Kontribusi Industri ke Ekonomi Ditarget Tembus 20% di 2024

Rina Anggraeni, Jurnalis · Rabu 08 September 2021 18:32 WIB
https: img.okezone.com content 2021 09 08 320 2468289 kontribusi-industri-ke-ekonomi-ditarget-tembus-20-di-2024-cJzonmdjiI.jpg Menperin ingin kontribusi industri ke ekonomi meningkat (Foto: Okezone)

JAKARTA - Kementerian Perindustrian menargetkan kontribusi sektor industri terhadap ekonomi nasional meningkat. Menteri Perindustrian Agus Gumiwang mengatakan tahun 2024, sumbangsih industri pengolahan nonmigas ditargetkan mencapai 20% terhadap Produk Domestik Bruto (PDB) nasional, yang tahun ini diproyeksi menyokong sebesar 18%.

“Guna mencapai sasaran tersebut, minimal pertumbuhan industri di posisi 5% pada tahun 2022. Oleh karena itu, kami bertekad untuk turut menciptakan iklim usaha yang kondusif bagi para pelaku industri di tanah air,” kata Menteri Perindustrian Agus Gumiwang Kartasasmita pada rapat kerja dengan Komisi VII DPR RI di Jakarta, Rabu (8/9/2021).

Baca Juga: Minta Industri Produksi Alkes hingga Obat, Menko Luhut Pasang Badan soal Perizinan

Menperin mengemukakan, pandemi Covid-19 membawa dampak yang cukup berat bagi aktivitas sektor industri di Indonesia. Pada kuartal I-2021, pertumbuhan industri manufaktur sempat minus 1,38% secara tahunan. “Namun, lajunya semakin membaik, hingga mampu menembus 6,58% pada kuartal II-2021,” ungkapnya.

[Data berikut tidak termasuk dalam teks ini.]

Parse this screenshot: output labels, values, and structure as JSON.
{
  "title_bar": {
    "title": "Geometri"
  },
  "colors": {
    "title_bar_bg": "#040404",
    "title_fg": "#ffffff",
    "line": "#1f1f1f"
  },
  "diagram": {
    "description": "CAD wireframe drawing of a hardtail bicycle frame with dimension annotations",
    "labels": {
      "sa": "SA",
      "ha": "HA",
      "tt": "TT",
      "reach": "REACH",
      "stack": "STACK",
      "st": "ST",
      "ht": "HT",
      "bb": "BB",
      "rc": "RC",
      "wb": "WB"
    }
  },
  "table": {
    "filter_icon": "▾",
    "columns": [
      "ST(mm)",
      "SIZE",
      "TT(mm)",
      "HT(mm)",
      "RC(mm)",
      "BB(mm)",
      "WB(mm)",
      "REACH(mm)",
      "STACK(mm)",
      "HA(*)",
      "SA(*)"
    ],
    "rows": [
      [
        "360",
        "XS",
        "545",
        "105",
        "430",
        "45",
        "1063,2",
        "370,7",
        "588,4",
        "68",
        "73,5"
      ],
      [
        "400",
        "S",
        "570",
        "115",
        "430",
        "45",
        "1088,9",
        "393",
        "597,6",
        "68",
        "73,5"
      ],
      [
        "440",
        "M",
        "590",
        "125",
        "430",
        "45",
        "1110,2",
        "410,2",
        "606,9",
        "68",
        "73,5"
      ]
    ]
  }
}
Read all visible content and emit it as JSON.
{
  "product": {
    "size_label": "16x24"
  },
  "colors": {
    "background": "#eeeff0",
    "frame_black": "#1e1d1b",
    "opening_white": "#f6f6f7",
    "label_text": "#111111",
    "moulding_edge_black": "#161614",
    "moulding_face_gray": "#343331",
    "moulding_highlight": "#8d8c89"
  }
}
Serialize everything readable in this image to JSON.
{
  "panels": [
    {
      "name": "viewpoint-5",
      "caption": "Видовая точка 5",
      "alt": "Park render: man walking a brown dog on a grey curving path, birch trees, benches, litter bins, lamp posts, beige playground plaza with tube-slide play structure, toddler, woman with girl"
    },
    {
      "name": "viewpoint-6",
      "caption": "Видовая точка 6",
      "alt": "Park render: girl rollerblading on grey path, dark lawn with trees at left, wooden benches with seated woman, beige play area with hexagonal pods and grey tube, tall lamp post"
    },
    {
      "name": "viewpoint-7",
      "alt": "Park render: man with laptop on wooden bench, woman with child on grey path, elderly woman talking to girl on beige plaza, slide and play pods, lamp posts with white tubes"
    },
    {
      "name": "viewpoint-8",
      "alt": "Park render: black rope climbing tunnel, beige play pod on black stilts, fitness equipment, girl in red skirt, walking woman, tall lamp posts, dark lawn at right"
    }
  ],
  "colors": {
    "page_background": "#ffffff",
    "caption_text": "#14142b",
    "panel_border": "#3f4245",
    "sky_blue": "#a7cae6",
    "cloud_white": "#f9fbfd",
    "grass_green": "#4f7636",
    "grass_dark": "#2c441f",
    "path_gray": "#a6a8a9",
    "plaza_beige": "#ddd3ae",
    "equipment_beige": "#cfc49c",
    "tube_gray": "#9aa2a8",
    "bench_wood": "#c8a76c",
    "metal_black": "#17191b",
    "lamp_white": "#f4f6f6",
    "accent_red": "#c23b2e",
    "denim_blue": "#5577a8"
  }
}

Terjadinya lonjakan kinerja sektor industri karena adanya beberapa stimulus dan kebijakan probisnis yang telah diluncurkan pemerintah. Langkah ini guna membangkitkan kembali gairah usaha para pelaku industri setelah terdampak pandemi Covid-19.

Baca Juga: Luhut: 268 Perusahaan Uji Coba Penerapan Protokol Kesehatan

Stimulus tersebut misalnya, pemberian fasilitas berupa relaksasi Pajak Penjualan atas Barang Mewah Ditanggung Pemerintah (PPnBM DTP). Insentif fiskal ini mampu meningkatkan produktivitas dan daya beli masyarakat. Pada kuartal II-2021, laju penjualan mobil menanjak tajam lebih dari 758%.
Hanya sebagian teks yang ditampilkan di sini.